I know you love your boyfriend and he means alot to you but what is more important to you? him or your son. Your son should come above anyone you date for sure. What i see is a man that cant control his anger when things get rough with your son. And that can lead to something more if not taken care of. And if you have any kids with him it can get worse OR he may favor that child over your son. Ive seen that many times. And you dont want that to happen. i feared that with my husband and daughter but he considers her his own and would do anything for her and in the rough times is awesome!!!! yes he has his times of snapping and we all do but he knows not to let that happen all the time. And to be honest if he said to be i need to beat her bumb I would be kicking him out of the house so fast his head would spin!
as for the communication with your sons dad... you need to have that with him and your boyfriend needs to accept that. Going into the relationship he should know that you are a pkg and a big one and not only is your son part of it but your ex and his family is too. If he cant accept that then i would say that this should be addressed before it gets worse.
And being that he is jealous of your son is not a good thing because if you guys have one or more of your own that child will be favoured over yours. I have witnessed that with a friend of mine and it was very damaging to her kids. It was very heart breaking to see.
Address all these concerns to hima nd if he doesnt want to fix it then i would say seperate from each other for a while until he can. Because when it comes down to it thsi si your son and he should be first priority!!!
Calimama replied: Um that would be a deal breaker for me.
I'm guessing it's far from great if he can't accept your child now that he requires actual parenting.
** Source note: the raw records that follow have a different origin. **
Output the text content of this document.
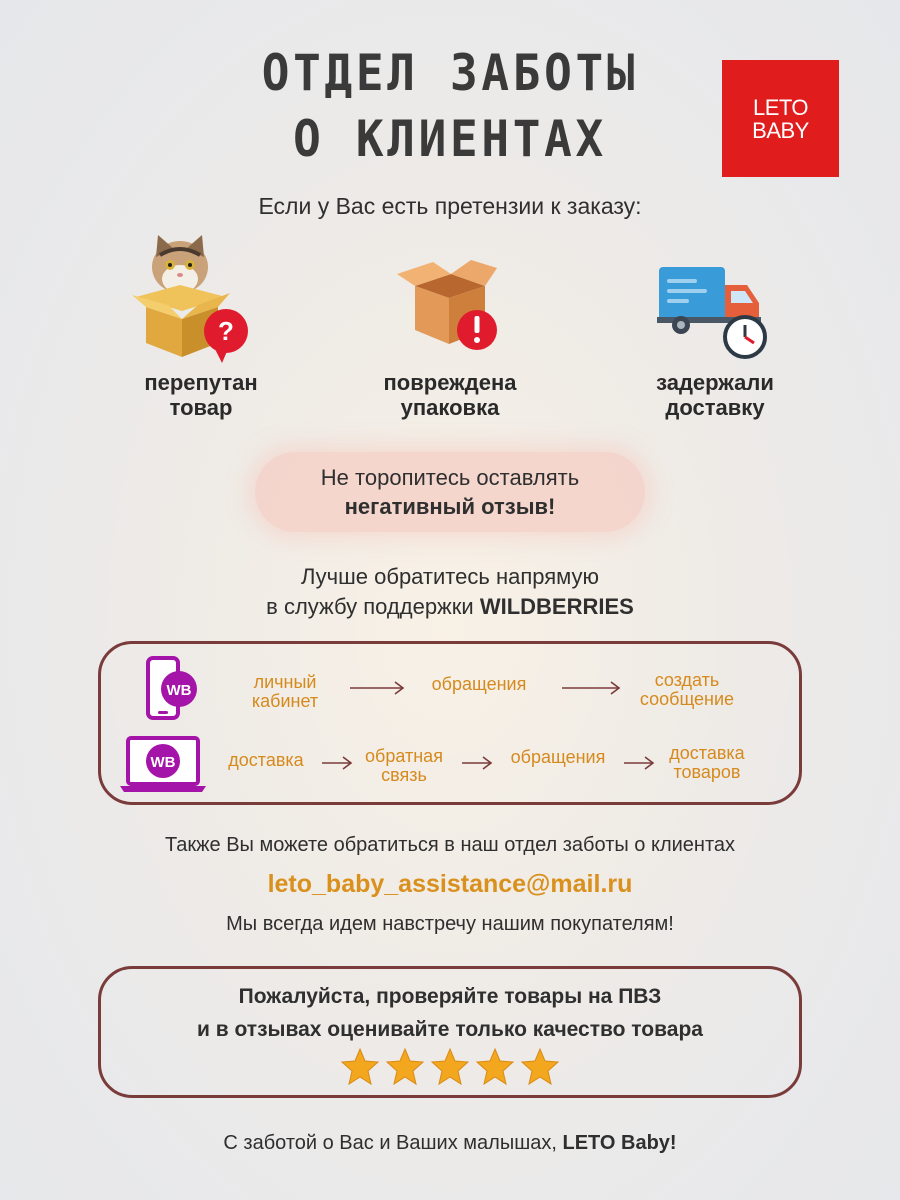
ОТДЕЛ ЗАБОТЫ
О КЛИЕНТАХ
LETO
BABY
Если у Вас есть претензии к заказу:
?
перепутан
товар
повреждена
упаковка
задержали
доставку
Не торопитесь оставлять
негативный отзыв!
Лучше обратитесь напрямую
в службу поддержки WILDBERRIES
WB	личный
кабинет
обращения	создать
сообщение
WB	доставка	обратная
связь
обращения	доставка
товаров
Также Вы можете обратиться в наш отдел заботы о клиентах
leto_baby_assistance@mail.ru
Мы всегда идем навстречу нашим покупателям!
Пожалуйста, проверяйте товары на ПВЗ
и в отзывах оценивайте только качество товара
С заботой о Вас и Ваших малышах, LETO Baby!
A "great" relationship should include his relationship with your son IMO.
CantWait replied: I agree.
Things are FAR from perfect. You're son should be your number 1 priority and you're allowing your bf to mentally abuse him.
DVFlyer replied: How could you "love to death" someone who acts this way to your child? He obviously does not want to be second in your life... which he SHOULD be since your son should come first.
The fact you have not kicked this guy out of your house tells me that you have some issues you need help with too.
If someone I was dating acted that way toward my child I would politely escort them out of my house never to return.
(I'm a guy, btw).
redchief replied: No boyfriend should ever belittle or degrade you for not striking your child. His behavior is, in my opinion, foretelling the kind of future you and your son will have with this man should you stay with him. I lost count of the times my two year-olds wore my patience thin, but we always worked through it. I used to spank my boys, until this one time that I had hold of my son and I was angry. I let go. It's quite possible that I could have done him physical harm... I was that angry. I recognized how wrong I was myself. Will your boyfriend be able to restrain himself when he's mad at you? Your son? These important questions have to be answered in your own mind truthfully. If the answer to either is, "no," then for your own and your son's safety, get out of the relationship.
luvmykids replied: I have to agree here, I hope you understand nobody is trying to be harsh but as outside observers, based on what you've said, this guy isn't all that great.
It sounds to me like he was on his best behavior in the beginning of the relationship and now that reality has set in with what it means to have a child involved, he's not capable of dealing with it.
You and your son are a package deal, period. Both of you, or neither of you. I'd even go so far as to say it's not worth really trying to explain to your boyfriend, it's not something you can talk someone into. Either he loves your son, or doesn't.
mckayleesmom replied: Sweetie...you are you son's first Advocate. You are his protector and he needs you to protect him now. Don't ignore the bad vibes you are getting.
Nina J replied: Your relationship is not great. If anyone ever told me to beat my child's ass, I would in no way consider my relationship with them to be good. There wouldn't be a relationship, I would cut them out of my life.
I am sorry, but anyone who can express something like that should not be a part of your life. I do not know your boyfriend, but honestly if he can say these things in a serious way, he can act on it. If he is impatient, he could lose his temper and he himself could beat your son. It is especially concerning because he has expressed that you should go an beat your own child. He could do it himself.
Protect your child. You cannot love a man who isn't repulsed at the idea of beating a child. Decent people do not get mad at you for not beating your kid.
MommyToAshley replied: First of all, hello and welcome!
By reading what you've written, I think you already know the answer but maybe looking for confirmation or that little extra nudge to make the right decision. Time for the boyfriend to pack his bags. I know it will be hard but not as hard as it would be seeing your son emotionally and possibly physically abused.